A number of soldiers in the US advise-and-assist mission in Iraq have been described as so-called advisors to the Iraqi military, anti-war activist David Swanson told RT. However, they are trained to do nothing, but kill and destroy, he claims.

ISIS jihadists killed a US Special Forces soldier on Tuesday during an offensive in northern Iraq. Charlie Keating, aged 31, was a Navy Seal, and is said to have been killed inside Kurdish-controlled territory. The trooper was part of a US mission in Iraq providing training and assistance to Iraqi Special Forces, police and air force personnel.

RT: Another American soldier killed in fighting in Iraq. Yet Washington insists it has a strictly non-combat role there.  Is that position still tenable? 

David Swanson: No, it ever was. These are soldiers trained to do nothing but kill or destroy, and they have been marketed to the US public as so-called ‘advisors’ – as if there are thousands of trained advisors advising the Iraqi military, which is just not what is happening. The US media is still continuing this pretense. It is even pretending that this has happened without a decision. So The Washington Post [yesterday] said that these US non-combat troops were being drawn deeper into combat as if they are inanimate objects somehow being drawn into this against their will. And a CNN talking head said “they are not combat troops, but the combat is coming to them.” It is all this passive voice – is if they are not there at all, the US military has not made the decision to put thousands of more troops in. When one of them gets killed - all of a sudden it is big news. We know that US troops are what matters to the US media. Thousands and thousands of people on both sides in that combat are being killed all the time. They are faceless, nameless…  

RT: The killed Navy Seal wasn't on the frontline.  Is there a real danger of more American casualties in Iraq?

DS: Yes, there is. But I want to minimize the importance of it in an ongoing war, in which the US has launched tens of thousands of airstrikes; thousands of people are being killed on all sides by violence and by starvation and by other means to obsess over whether there will be a forth, or a fifth US citizen killed. It’s rather disgusting and offensive, I should think, to the people of Iraq. It of course is of great interest to the US media, and it is also of great service to ISIS recruitment, which benefits.   

RT: The US is also operating in Syria and said it would send more troops there on a train-and-assist mission, though it denied they'd play a combat role. Is Washington likely to change its tune?

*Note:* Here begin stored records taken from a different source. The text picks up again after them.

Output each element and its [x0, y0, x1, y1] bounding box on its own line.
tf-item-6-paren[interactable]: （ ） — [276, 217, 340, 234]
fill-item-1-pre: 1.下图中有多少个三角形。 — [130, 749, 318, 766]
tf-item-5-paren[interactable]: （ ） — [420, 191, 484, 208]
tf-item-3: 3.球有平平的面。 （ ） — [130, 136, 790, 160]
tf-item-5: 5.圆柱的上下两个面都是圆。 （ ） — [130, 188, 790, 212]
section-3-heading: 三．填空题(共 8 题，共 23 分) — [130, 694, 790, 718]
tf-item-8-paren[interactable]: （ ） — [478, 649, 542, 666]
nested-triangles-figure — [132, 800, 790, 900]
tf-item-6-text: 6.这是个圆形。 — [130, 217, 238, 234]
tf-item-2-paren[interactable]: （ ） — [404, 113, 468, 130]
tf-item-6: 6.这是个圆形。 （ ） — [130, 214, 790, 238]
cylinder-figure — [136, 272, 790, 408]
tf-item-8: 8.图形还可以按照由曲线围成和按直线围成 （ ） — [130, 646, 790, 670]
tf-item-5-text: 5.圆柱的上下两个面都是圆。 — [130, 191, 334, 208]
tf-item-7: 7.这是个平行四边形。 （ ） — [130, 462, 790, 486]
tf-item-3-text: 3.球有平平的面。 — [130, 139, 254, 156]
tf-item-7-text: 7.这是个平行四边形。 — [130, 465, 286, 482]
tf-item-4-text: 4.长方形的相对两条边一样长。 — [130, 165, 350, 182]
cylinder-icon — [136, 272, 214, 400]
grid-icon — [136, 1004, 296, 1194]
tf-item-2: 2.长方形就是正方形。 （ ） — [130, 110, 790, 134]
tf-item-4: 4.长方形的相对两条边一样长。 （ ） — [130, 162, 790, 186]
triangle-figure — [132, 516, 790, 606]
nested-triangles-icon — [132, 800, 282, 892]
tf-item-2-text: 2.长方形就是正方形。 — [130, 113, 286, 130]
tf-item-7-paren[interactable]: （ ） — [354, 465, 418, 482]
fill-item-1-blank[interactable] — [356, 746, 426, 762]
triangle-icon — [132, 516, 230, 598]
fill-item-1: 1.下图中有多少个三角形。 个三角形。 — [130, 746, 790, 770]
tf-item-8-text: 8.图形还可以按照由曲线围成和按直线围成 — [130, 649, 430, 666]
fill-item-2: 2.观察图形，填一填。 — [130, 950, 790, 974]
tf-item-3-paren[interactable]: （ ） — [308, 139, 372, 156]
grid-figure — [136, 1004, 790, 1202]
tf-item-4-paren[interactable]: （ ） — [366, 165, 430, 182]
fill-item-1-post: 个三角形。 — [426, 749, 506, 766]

DS: I think it is going to fade away as rapidly as possible, as this predictably goes from bad to worse in terms of US participation and this was predicted years ago.  As the US military decided to arm and train and fuel the violence, it was absolutely predictable that US troops would begin to take part, because all that US policy knows to do with such situations – is to continue making them worse with more of what created them in the first place.  The US public is paying a very little attention, so these deaths are not going to transform US policy, but the US public is obsessed with an election, in which every single candidate has this same perspective –continue more of what’s created the problem in a first place.

RT: Are we about to see a gradual increase in US troop numbers in Iraq and Syria?

DS: Yes, absolutely, and they will continue for a while to be called advisors and so forth. But at some point their glory and their sacrifice will take precedence over the designation of their so-called non-combat role. The US public will be instructed that it must support the troops, rather than complain about their deaths.

The statements, views and opinions expressed in this column are solely those of the author and do not necessarily represent those of RT.